Block 1 holds what is thought to be the largest discovery in the basin so far. Heritage's Buffalo-Giraffe field, found by the Buffalo well of December 2008 and the Giraffe well in January – which pressure and seismic data showed to be structurally connected – covers 48 square km and holds an oil column of about 140 metres. Heritage's initial estimate for recoverable reserves is 350m barrels and the firm says the field might be connected to the still-undrilled Buffalo East prospect, in which case the combined structure will cover 90 square km.
In Block 2, Tullow has made a string of discoveries with only one disappointment. The original discovery in the Lake Albert area, Mputa, has been appraised with a multi-well programme and had been planned for development with an early production facility, although this might now go elsewhere. Other significant finds include Kigogole, where three wells have flowed oil, Nsoga, Kasamene and Nzizi. The second well into the potentially large Ngassa field gave oil shows last month and is due to reach target depth in August.
Block 3A holds the Kingfisher field, where Heritage has drilled three wells and several sidetracks and has established a large structure with excellent flowing properties – one well tested 14,364 b/d. Kingfisher reserves are estimated at about 200m barrels.

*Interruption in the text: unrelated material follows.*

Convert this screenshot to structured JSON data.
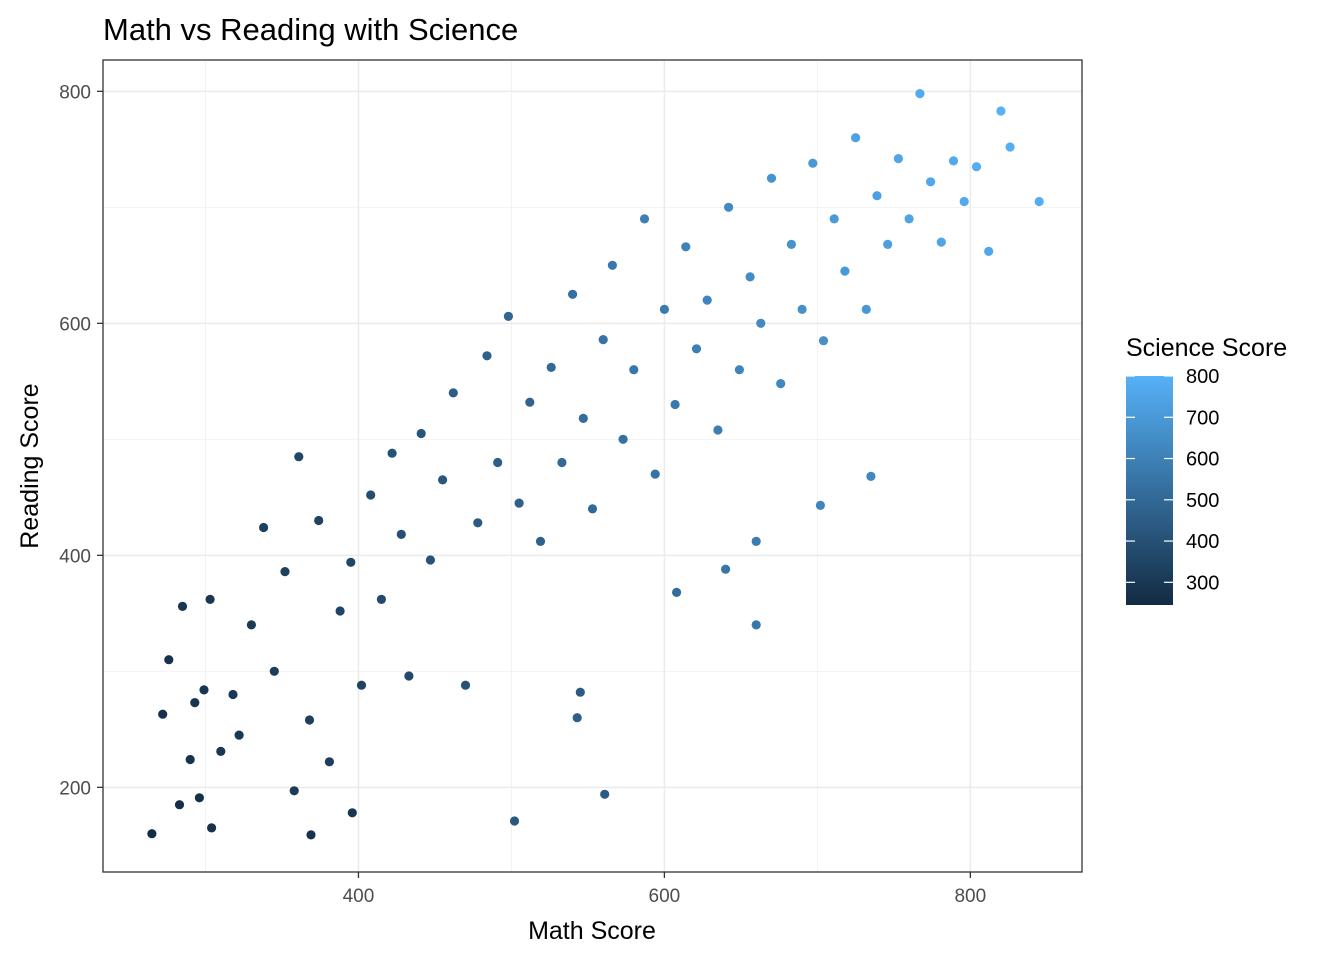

The search is due to move offshore next year. Heritage and Tullow have carried out joint studies into the equipment needed to drill in the lake and were due to finish a front-end engineering and design study by mid-year. Heritage says seismic surveys over the offshore part of Block 3A have shown a number of prospects, of which the large Crane and Pelican structures are expected to be at the top of the list for drilling.
Also seeing exploration is Block 5, a large area north of Block 1, which had been completely unexplored. The UK's Tower Resources holds the block and is to be joined by Australia's Global Petroleum as 50:50 partner through a farm-in agreement under which Global will pay for two wells. However, the first, Iti-1, came in as a disappointment in June, with no producible reservoir sands found.
Meanwhile, it seems that some progress is being made with the dispute that has prevented a start to exploration in DRC's part of the Lake Albert basin. In 2006, rights to Blocks I and II, covering DRC's entire part of the lake and its onshore area, were awarded to Tullow with 48.5%, Heritage with 39.5% and state-owned Cohydro with 12.0%. However, the government said the oil minister did not have the authority to award the licences and they still have not been confirmed with a presidential decree.
Tullow has mounted a vigorous defence of its licences and says it is ready to take legal action in DRC or internationally to secure them. Earlier this year, a new oil minister said the licences would be reinstated to Tullow; but one licence had been re-awarded by the earlier minister to a group including a South African firm called Divine Inspiration, which also claims that the award followed proper process.
The indications are that Tullow and Heritage will have their rights confirmed, although they might have to accept additional partners. But until a presidential decree is issued to conclude the dispute, the licences' five-year exploration term, with a work-programme covering seismic surveys and wells, will not start. Consequently, the maturing of prospects in DRC's part of the basin will be lagging several years behind Uganda's part, delaying the drawing-up of the companies' preferred whole-basin development scheme.
Also still to be settled is the demarcation of the lake between the two countries. A joint study is under way, but in June, Uganda was complaining about DRC's construction of a new border-post in a disputed area. Both countries maintain a strong military presence around the lake.